VINCENT DEPECKER > vincent.depecker@nordeclair.fr
Un contrôle routier, dans le centre de Roubaix, la semaine dernière. Panneaux stop à la main, des fonctionnaires de police interceptent des véhicules arrivant de la gare pour contrôler leurs conducteurs. Un vieux monsieur s'arrête. Regarde la scène. Sourit. « C'est un contrôle ? C'est bien parce que ça devenait de plus en plus rare. Avec le nouveau gouvernement, ça change, on voit plus de patrouilles dans les rues ! ». L'homme s'en va, nous laissant interloqués car jamais, selon nous, la police nationale n'a abandonné les rues de Roubaix et même de la métropole lilloise. Les contrôles de ce type ont toujours existé. À dire vrai, on prête beaucoup au gouvernement et notamment au nouveau ministre de l'Intérieur. Peut-être beaucoup trop.
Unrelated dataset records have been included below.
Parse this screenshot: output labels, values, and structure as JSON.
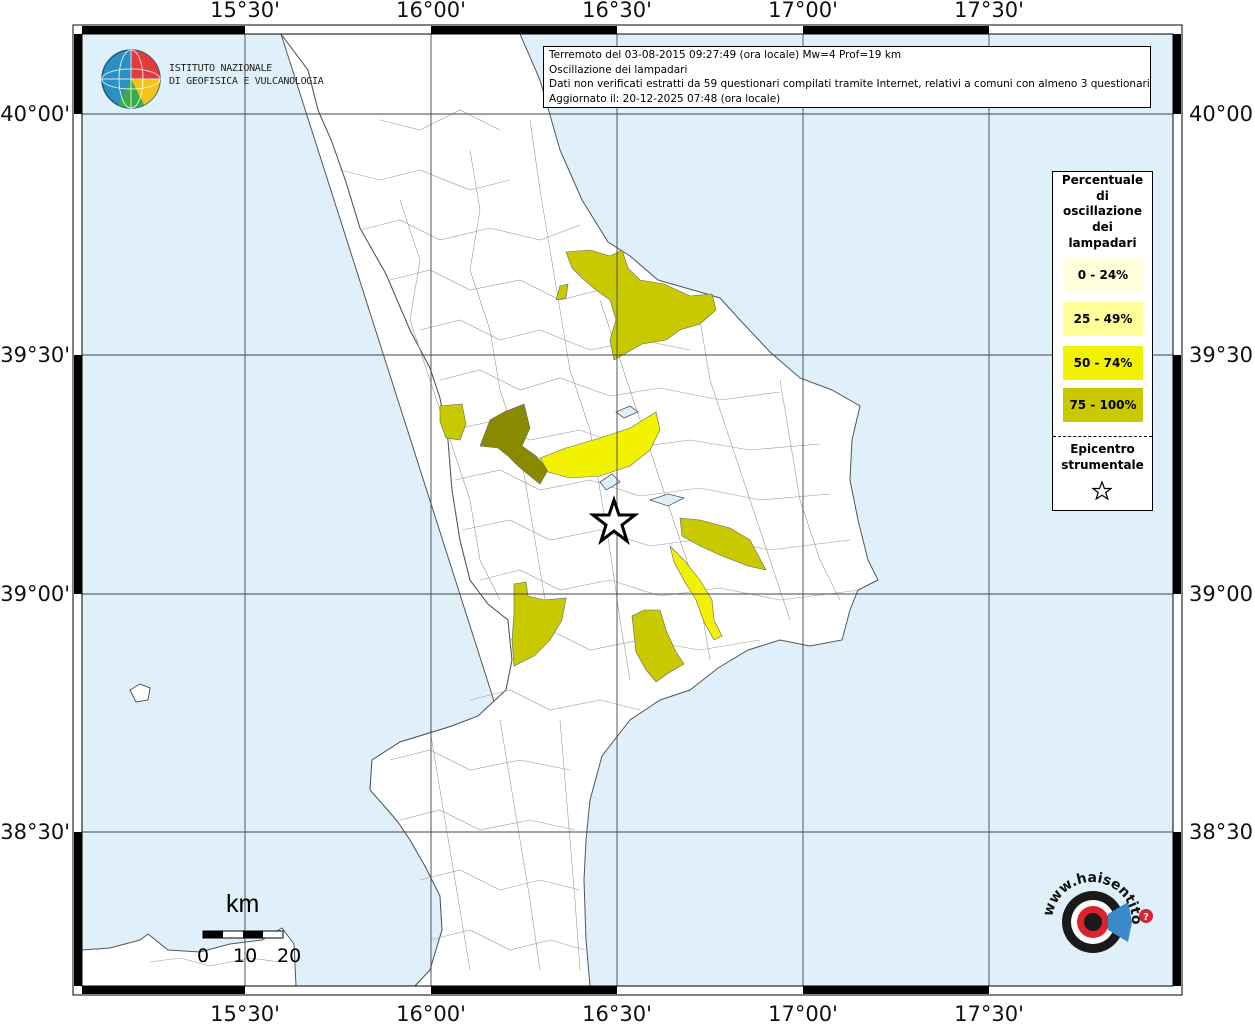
{
  "map": {
    "info": {
      "line1": "Terremoto del 03-08-2015 09:27:49 (ora locale) Mw=4 Prof=19 km",
      "line2": "Oscillazione dei lampadari",
      "line3": "Dati non verificati estratti da 59 questionari compilati tramite Internet, relativi a comuni con almeno 3 questionari.",
      "line4": "Aggiornato il: 20-12-2025 07:48 (ora locale)"
    },
    "lon_ticks": [
      "15°30'",
      "16°00'",
      "16°30'",
      "17°00'",
      "17°30'"
    ],
    "lat_ticks": [
      "40°00'",
      "39°30'",
      "39°00'",
      "38°30'"
    ],
    "legend": {
      "title": "Percentuale di oscillazione dei lampadari",
      "entries": [
        {
          "label": "0 - 24%",
          "color": "#ffffdc"
        },
        {
          "label": "25 - 49%",
          "color": "#ffff9a"
        },
        {
          "label": "50 - 74%",
          "color": "#f2f200"
        },
        {
          "label": "75 - 100%",
          "color": "#c9c900"
        }
      ],
      "epicentre_label": "Epicentro strumentale"
    },
    "scale": {
      "unit": "km",
      "labels": [
        "0",
        "10",
        "20"
      ]
    },
    "logo_ingv": {
      "line1": "ISTITUTO NAZIONALE",
      "line2": "DI GEOFISICA E VULCANOLOGIA"
    },
    "logo_hst": {
      "text": "www.haisentitoilterremoto.it"
    },
    "colors": {
      "sea": "#dff0fb",
      "land": "#ffffff",
      "dark_class": "#8a8a00",
      "mid_class": "#cccc00",
      "bright_class": "#eeee00"
    }
  }
}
« Il est peut-être un peu tôt pour apporter un premier jugement sur le travail de Manuel Valls, souligne Laurent Pourceau, délégué zonal au SCSI (ex-SNOP), le syndicat des officiers de police. Mais depuis son entrée au gouvernement, il a une posture assez volontariste. Mardi, lors d'un déplacement à Grenoble, il n'a pas hésité à mouiller la chemise en effectuant une patrouille de nuit avec la brigade anti-criminalité, la Bac » .
Omniprésent sur le terrain - il est déjà venu à trois reprises à Lille après la fusillade du Theatro, le démantèlement d'un camp de Roms et lors du match Lille-PSG au Grand Stade - Manuel Valls est souvent comparé à Nicolas Sarkozy quand il officiait place Beauvau. « À plusieurs reprises, il a pris la défense des policiers, il a un langage clair, dit un fonctionnaire de police qui désire garder l'anonymat. Je pense qu'il aime la police nationale, qu'il est attaché aux valeurs républicaines que nous défendons tous les jours ».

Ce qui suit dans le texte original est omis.